April 27, 2017
I’m going to admit a little bit of an uncomfortable secret. For all its shameless self-absorption and cringe-worthy over-sharing, I have been a loyal fan of the HBO series Girls. I’ve stuck it out with Hannah Horvath–sometimes against my better judgment–even though I’m well beyond the target demographic.
So in this final season, I’ve been paying pretty close attention to Hannah’s pregnancy, thinking this is a little closer to my skill set. When the series finale aired, I was sure we’d be treated to Lena Dunham’s no-holds-barred interpretation of childbirth and I was braced for it. So you can imagine how horrified I was by the opening: Five Months Later.
And this got me fuming. After all, isn’t this the show that shines an unapologetically bright light on so many uncomfortable, even taboo topics? And they chose to gloss over Hannah’s birth? I consider that a missed opportunity for the show, but it shouldn’t really be surprising; given the way we talk about and portray birth in this country. It seems like there are basically two ways childbirth gets handled: either as a sweaty, screaming, high-drama affair, or we cut to Five Months Later.
Is it any wonder that many women and their partners approach their births with myths, half-truths and a lot of fear?
Taking The Mystery Out Of The Conversation
One of the very best ways we can combat this culture of misinformation is to take the mystery and myth out of the conversation.
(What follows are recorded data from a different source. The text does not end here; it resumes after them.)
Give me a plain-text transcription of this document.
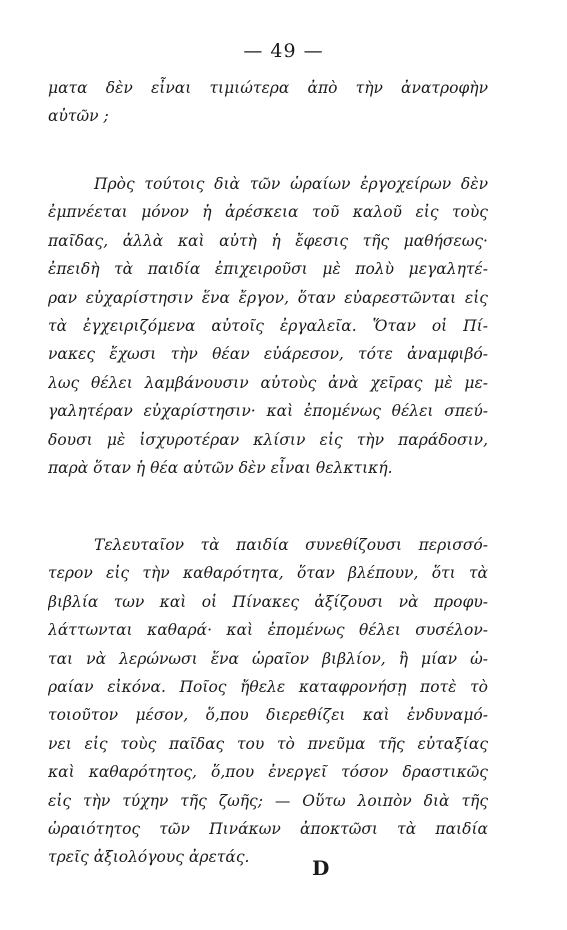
— 49 —
ματα δὲν εἶναι τιμιώτερα ἀπὸ τὴν ἀνατροφὴν
αὐτῶν ;
Πρὸς τούτοις διὰ τῶν ὡραίων ἐργοχείρων δὲν
ἐμπνέεται μόνον ἡ ἀρέσκεια τοῦ καλοῦ εἰς τοὺς
παῖδας, ἀλλὰ καὶ αὐτὴ ἡ ἔφεσις τῆς μαθήσεως·
ἐπειδὴ τὰ παιδία ἐπιχειροῦσι μὲ πολὺ μεγαλητέ-
ραν εὐχαρίστησιν ἕνα ἔργον, ὅταν εὐαρεστῶνται εἰς
τὰ ἐγχειριζόμενα αὐτοῖς ἐργαλεῖα. Ὅταν οἱ Πί-
νακες ἔχωσι τὴν θέαν εὐάρεσον, τότε ἀναμφιβό-
λως θέλει λαμβάνουσιν αὐτοὺς ἀνὰ χεῖρας μὲ με-
γαλητέραν εὐχαρίστησιν· καὶ ἐπομένως θέλει σπεύ-
δουσι μὲ ἰσχυροτέραν κλίσιν εἰς τὴν παράδοσιν,
παρὰ ὅταν ἡ θέα αὐτῶν δὲν εἶναι θελκτική.
Τελευταῖον τὰ παιδία συνεθίζουσι περισσό-
τερον εἰς τὴν καθαρότητα, ὅταν βλέπουν, ὅτι τὰ
βιβλία των καὶ οἱ Πίνακες ἀξίζουσι νὰ προφυ-
λάττωνται καθαρά· καὶ ἐπομένως θέλει συσέλον-
ται νὰ λερώνωσι ἕνα ὡραῖον βιβλίον, ἢ μίαν ὡ-
ραίαν εἰκόνα. Ποῖος ἤθελε καταφρονήσῃ ποτὲ τὸ
τοιοῦτον μέσον, ὅ,που διερεθίζει καὶ ἐνδυναμό-
νει εἰς τοὺς παῖδας του τὸ πνεῦμα τῆς εὐταξίας
καὶ καθαρότητος, ὅ,που ἐνεργεῖ τόσον δραστικῶς
εἰς τὴν τύχην τῆς ζωῆς; — Οὕτω λοιπὸν διὰ τῆς
ὡραιότητος τῶν Πινάκων ἀποκτῶσι τὰ παιδία
τρεῖς ἀξιολόγους ἀρετάς.	D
And the best way to do that is to provide high-quality childbirth education that is current, evidence-based, and highly sensitive to the needs of apprehensive new parents.
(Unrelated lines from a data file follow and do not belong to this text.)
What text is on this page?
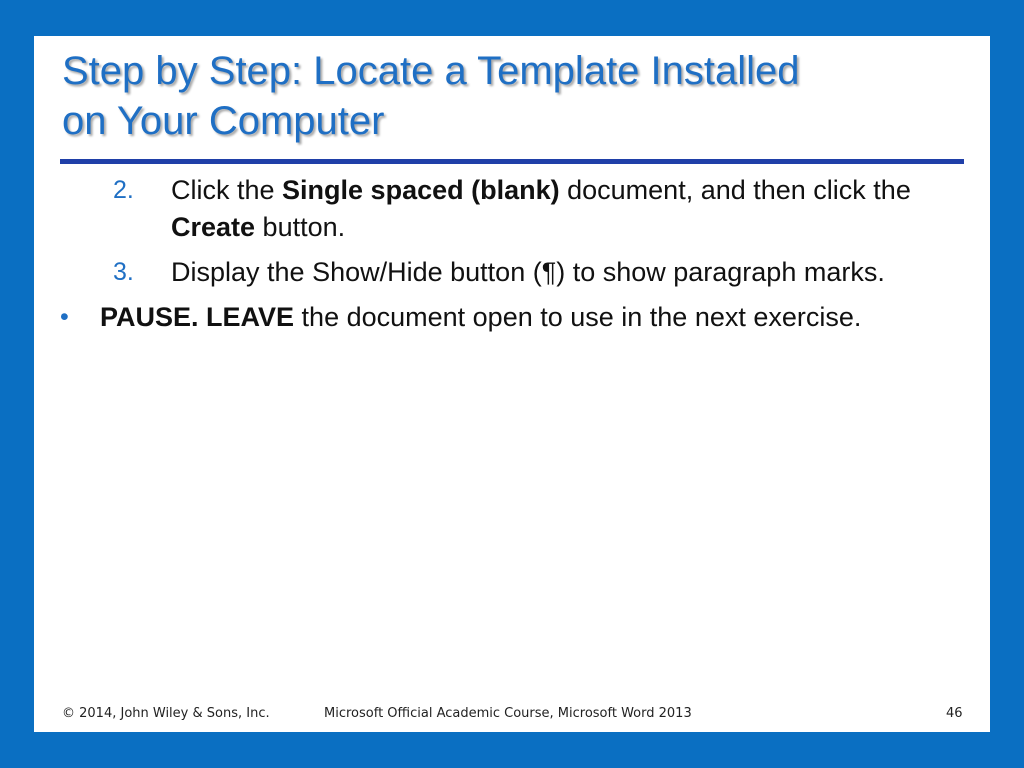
Step by Step: Locate a Template Installed
on Your Computer
2. Click the Single spaced (blank) document, and then click the Create button.
3. Display the Show/Hide button (¶) to show paragraph marks.
• PAUSE. LEAVE the document open to use in the next exercise.
© 2014, John Wiley & Sons, Inc.	Microsoft Official Academic Course, Microsoft Word 2013	46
But with an estimated 34% of all mothers taking childbirth classes (according to the Listening to Mothers III survey, 2013) and that number falling nationally, clearly many expecting parents aren’t even sure if they should be taking classes or if the information would be relevant to them.
Why Education Matters
They should, and it would. People enroll in classes for lots of different reasons. Some are looking for natural coping techniques. Some people have been told to expect a certain type of birth or intervention and they want to know more about it. Some people come because they have special medical considerations and want to know how that might impact their birth.
Some people haven’t thought about the birth process since 7th grade health class and want to brush up on the basics. Some people want to know the best way to be supportive during labor. Comprehensive childbirth classes address all of these needs and more.
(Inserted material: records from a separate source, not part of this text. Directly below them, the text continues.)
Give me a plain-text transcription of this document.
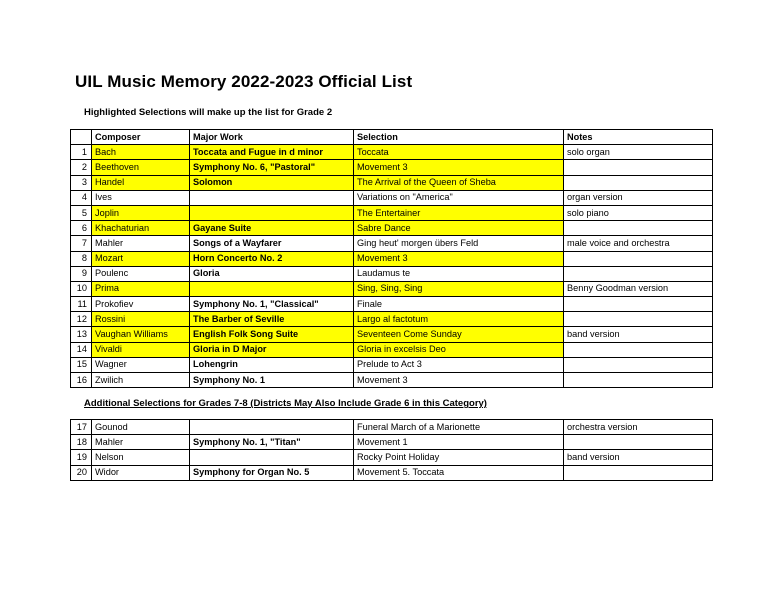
UIL Music Memory 2022-2023 Official List
Highlighted Selections will make up the list for Grade 2
	Composer	Major Work	Selection	Notes
1	Bach	Toccata and Fugue in d minor	Toccata	solo organ
2	Beethoven	Symphony No. 6, "Pastoral"	Movement 3	
3	Handel	Solomon	The Arrival of the Queen of Sheba	
4	Ives		Variations on "America"	organ version
5	Joplin		The Entertainer	solo piano
6	Khachaturian	Gayane Suite	Sabre Dance	
7	Mahler	Songs of a Wayfarer	Ging heut' morgen übers Feld	male voice and orchestra
8	Mozart	Horn Concerto No. 2	Movement 3	
9	Poulenc	Gloria	Laudamus te	
10	Prima		Sing, Sing, Sing	Benny Goodman version
11	Prokofiev	Symphony No. 1, "Classical"	Finale	
12	Rossini	The Barber of Seville	Largo al factotum	
13	Vaughan Williams	English Folk Song Suite	Seventeen Come Sunday	band version
14	Vivaldi	Gloria in D Major	Gloria in excelsis Deo	
15	Wagner	Lohengrin	Prelude to Act 3	
16	Zwilich	Symphony No. 1	Movement 3	
Additional Selections for Grades 7-8 (Districts May Also Include Grade 6 in this Category)
17	Gounod		Funeral March of a Marionette	orchestra version
18	Mahler	Symphony No. 1, "Titan"	Movement 1	
19	Nelson		Rocky Point Holiday	band version
20	Widor	Symphony for Organ No. 5	Movement 5. Toccata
Some of our most common comments after class are “I didn’t know what I didn’t know” and “I had no idea we’d talk about so much.” And my favorite: “I feel so much more prepared!”
In the introduction to my classes, I tell people, “Bottom line, I want you to have a great time giving birth to your babies. I don’t think that’s an unrealistic expectation to have.”
The response to that statement varies, but it’s often the first time many people have thought about birth that way, instead of a by-definition painful and frightening event to simply get through. The possibility that this might be a positive experience—even an empowering one—seems like a radical notion.
I would have loved to see Hannah embrace that possibility and begin motherhood just a little more confident and powerful. (And wouldn’t that just fix Marnie??)